[pyspark] User guide doc and tutorials (#8082)

Co-authored-by: Bobby Wang <wbo4958@gmail.com>
2022-07-19 22:25:14 +08:00
parent f801d3cf15
commit f23cc92130
4 changed files with 155 additions and 4 deletions
--- a/doc/tutorials/spark_estimator.rst
+++ b/doc/tutorials/spark_estimator.rst
@@ -0,0 +1,66 @@
+###############################
+Using XGBoost PySpark Estimator
+###############################
+Starting from version 2.0, xgboost supports pyspark estimator APIs.

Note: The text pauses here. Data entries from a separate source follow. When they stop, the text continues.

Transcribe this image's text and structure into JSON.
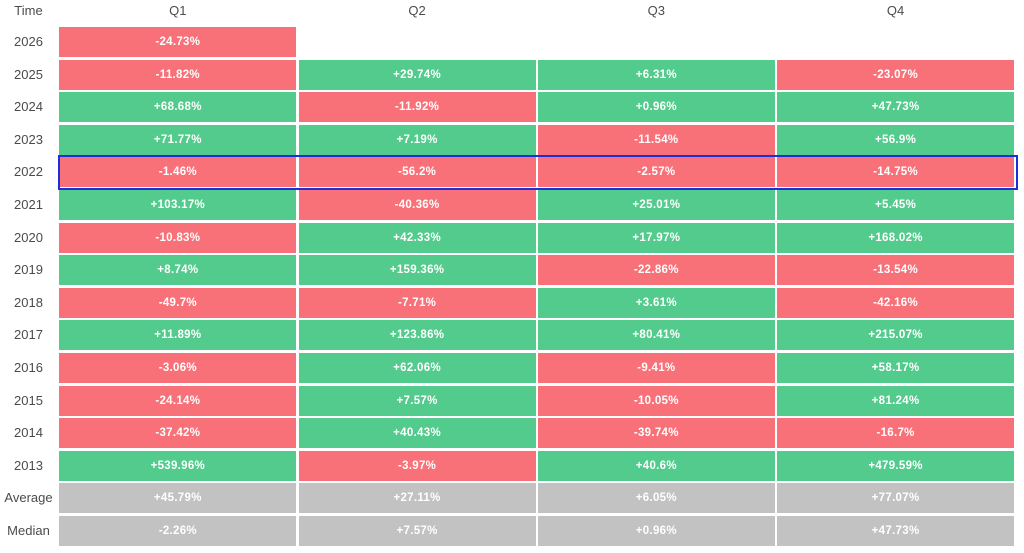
{
  "colors": {
    "positive": "#52CB8C",
    "negative": "#F87178",
    "summary": "#C2C2C2",
    "highlight_border": "#1C2FDE",
    "cell_text": "#FFFFFF",
    "label_text": "#4B4B4F"
  },
  "table": {
    "corner_label": "Time"
  },
  "chart_data": {
    "type": "heatmap",
    "columns": [
      "Q1",
      "Q2",
      "Q3",
      "Q4"
    ],
    "value_unit": "%",
    "legend_position": "none",
    "rows": [
      {
        "label": "2026",
        "kind": "year",
        "highlighted": false,
        "display": [
          "-24.73%",
          null,
          null,
          null
        ],
        "values": [
          -24.73,
          null,
          null,
          null
        ]
      },
      {
        "label": "2025",
        "kind": "year",
        "highlighted": false,
        "display": [
          "-11.82%",
          "+29.74%",
          "+6.31%",
          "-23.07%"
        ],
        "values": [
          -11.82,
          29.74,
          6.31,
          -23.07
        ]
      },
      {
        "label": "2024",
        "kind": "year",
        "highlighted": false,
        "display": [
          "+68.68%",
          "-11.92%",
          "+0.96%",
          "+47.73%"
        ],
        "values": [
          68.68,
          -11.92,
          0.96,
          47.73
        ]
      },
      {
        "label": "2023",
        "kind": "year",
        "highlighted": false,
        "display": [
          "+71.77%",
          "+7.19%",
          "-11.54%",
          "+56.9%"
        ],
        "values": [
          71.77,
          7.19,
          -11.54,
          56.9
        ]
      },
      {
        "label": "2022",
        "kind": "year",
        "highlighted": true,
        "display": [
          "-1.46%",
          "-56.2%",
          "-2.57%",
          "-14.75%"
        ],
        "values": [
          -1.46,
          -56.2,
          -2.57,
          -14.75
        ]
      },
      {
        "label": "2021",
        "kind": "year",
        "highlighted": false,
        "display": [
          "+103.17%",
          "-40.36%",
          "+25.01%",
          "+5.45%"
        ],
        "values": [
          103.17,
          -40.36,
          25.01,
          5.45
        ]
      },
      {
        "label": "2020",
        "kind": "year",
        "highlighted": false,
        "display": [
          "-10.83%",
          "+42.33%",
          "+17.97%",
          "+168.02%"
        ],
        "values": [
          -10.83,
          42.33,
          17.97,
          168.02
        ]
      },
      {
        "label": "2019",
        "kind": "year",
        "highlighted": false,
        "display": [
          "+8.74%",
          "+159.36%",
          "-22.86%",
          "-13.54%"
        ],
        "values": [
          8.74,
          159.36,
          -22.86,
          -13.54
        ]
      },
      {
        "label": "2018",
        "kind": "year",
        "highlighted": false,
        "display": [
          "-49.7%",
          "-7.71%",
          "+3.61%",
          "-42.16%"
        ],
        "values": [
          -49.7,
          -7.71,
          3.61,
          -42.16
        ]
      },
      {
        "label": "2017",
        "kind": "year",
        "highlighted": false,
        "display": [
          "+11.89%",
          "+123.86%",
          "+80.41%",
          "+215.07%"
        ],
        "values": [
          11.89,
          123.86,
          80.41,
          215.07
        ]
      },
      {
        "label": "2016",
        "kind": "year",
        "highlighted": false,
        "display": [
          "-3.06%",
          "+62.06%",
          "-9.41%",
          "+58.17%"
        ],
        "values": [
          -3.06,
          62.06,
          -9.41,
          58.17
        ]
      },
      {
        "label": "2015",
        "kind": "year",
        "highlighted": false,
        "display": [
          "-24.14%",
          "+7.57%",
          "-10.05%",
          "+81.24%"
        ],
        "values": [
          -24.14,
          7.57,
          -10.05,
          81.24
        ]
      },
      {
        "label": "2014",
        "kind": "year",
        "highlighted": false,
        "display": [
          "-37.42%",
          "+40.43%",
          "-39.74%",
          "-16.7%"
        ],
        "values": [
          -37.42,
          40.43,
          -39.74,
          -16.7
        ]
      },
      {
        "label": "2013",
        "kind": "year",
        "highlighted": false,
        "display": [
          "+539.96%",
          "-3.97%",
          "+40.6%",
          "+479.59%"
        ],
        "values": [
          539.96,
          -3.97,
          40.6,
          479.59
        ]
      },
      {
        "label": "Average",
        "kind": "summary",
        "highlighted": false,
        "display": [
          "+45.79%",
          "+27.11%",
          "+6.05%",
          "+77.07%"
        ],
        "values": [
          45.79,
          27.11,
          6.05,
          77.07
        ]
      },
      {
        "label": "Median",
        "kind": "summary",
        "highlighted": false,
        "display": [
          "-2.26%",
          "+7.57%",
          "+0.96%",
          "+47.73%"
        ],
        "values": [
          -2.26,
          7.57,
          0.96,
          47.73
        ]
      }
    ]
  }
}
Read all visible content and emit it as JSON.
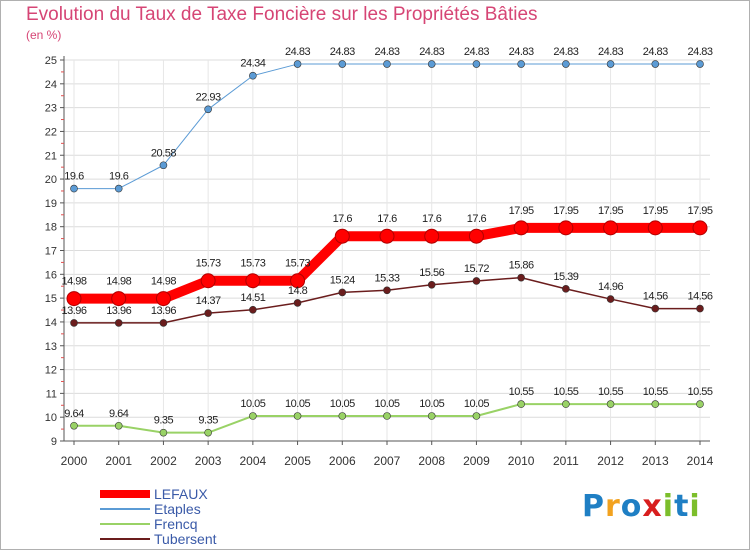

+The feature is still experimental and not yet ready for production use.
+
+*****************
+SparkXGBRegressor
+*****************
+
+SparkXGBRegressor is a PySpark ML estimator. It implements the XGBoost classification
+algorithm based on XGBoost python library, and it can be used in PySpark Pipeline
+and PySpark ML meta algorithms like CrossValidator/TrainValidationSplit/OneVsRest.
+
+We can create a `SparkXGBRegressor` estimator like:
+
+.. code-block:: python
+
+  from xgboost.spark import SparkXGBRegressor
+  spark_reg_estimator = SparkXGBRegressor(num_workers=2, max_depth=5)
+
+
+The above snippet create an spark estimator which can fit on a spark dataset,
+and return a spark model that can transform a spark dataset and generate dataset
+with prediction column. We can set almost all of xgboost sklearn estimator parameters
+as `SparkXGBRegressor` parameters, but some parameter such as `nthread` is forbidden
+in spark estimator, and some parameters are replaced with pyspark specific parameters
+such as `weight_col`, `validation_indicator_col`, `use_gpu`, for details please see
+`SparkXGBRegressor` doc.
+
+The following code snippet shows how to train a spark xgboost regressor model,
+first we need to prepare a training dataset as a spark dataframe contains
+"features" and "label" column, the "features" column must be `pyspark.ml.linalg.Vector`
+type or spark array type.
+
+.. code-block:: python
+
+  xgb_regressor_model = xgb_regressor.fit(train_spark_dataframe)
+
+
+The following code snippet shows how to predict test data using a spark xgboost regressor model,
+first we need to prepare a test dataset as a spark dataframe contains
+"features" and "label" column, the "features" column must be `pyspark.ml.linalg.Vector`
+type or spark array type.
+
+.. code-block:: python
+
+  transformed_test_spark_dataframe = xgb_regressor.predict(test_spark_dataframe)
+
+
+The above snippet code returns a `transformed_test_spark_dataframe` that contains the input
+dataset columns and an appended column "prediction" representing the prediction results.
+
+
+******************
+SparkXGBClassifier
+******************
+
+
+`SparkXGBClassifier` estimator has similar API with `SparkXGBRegressor`, but it has some
+pyspark classifier specific params, e.g. `raw_prediction_col` and `probability_col` parameters.
+Correspondingly, by default, `SparkXGBClassifierModel` transforming test dataset will
+generate result dataset with 3 new columns:
+ - "prediction": represents the predicted label.
+ - "raw_prediction": represents the output margin values.
+ - "probability": represents the prediction probability on each label.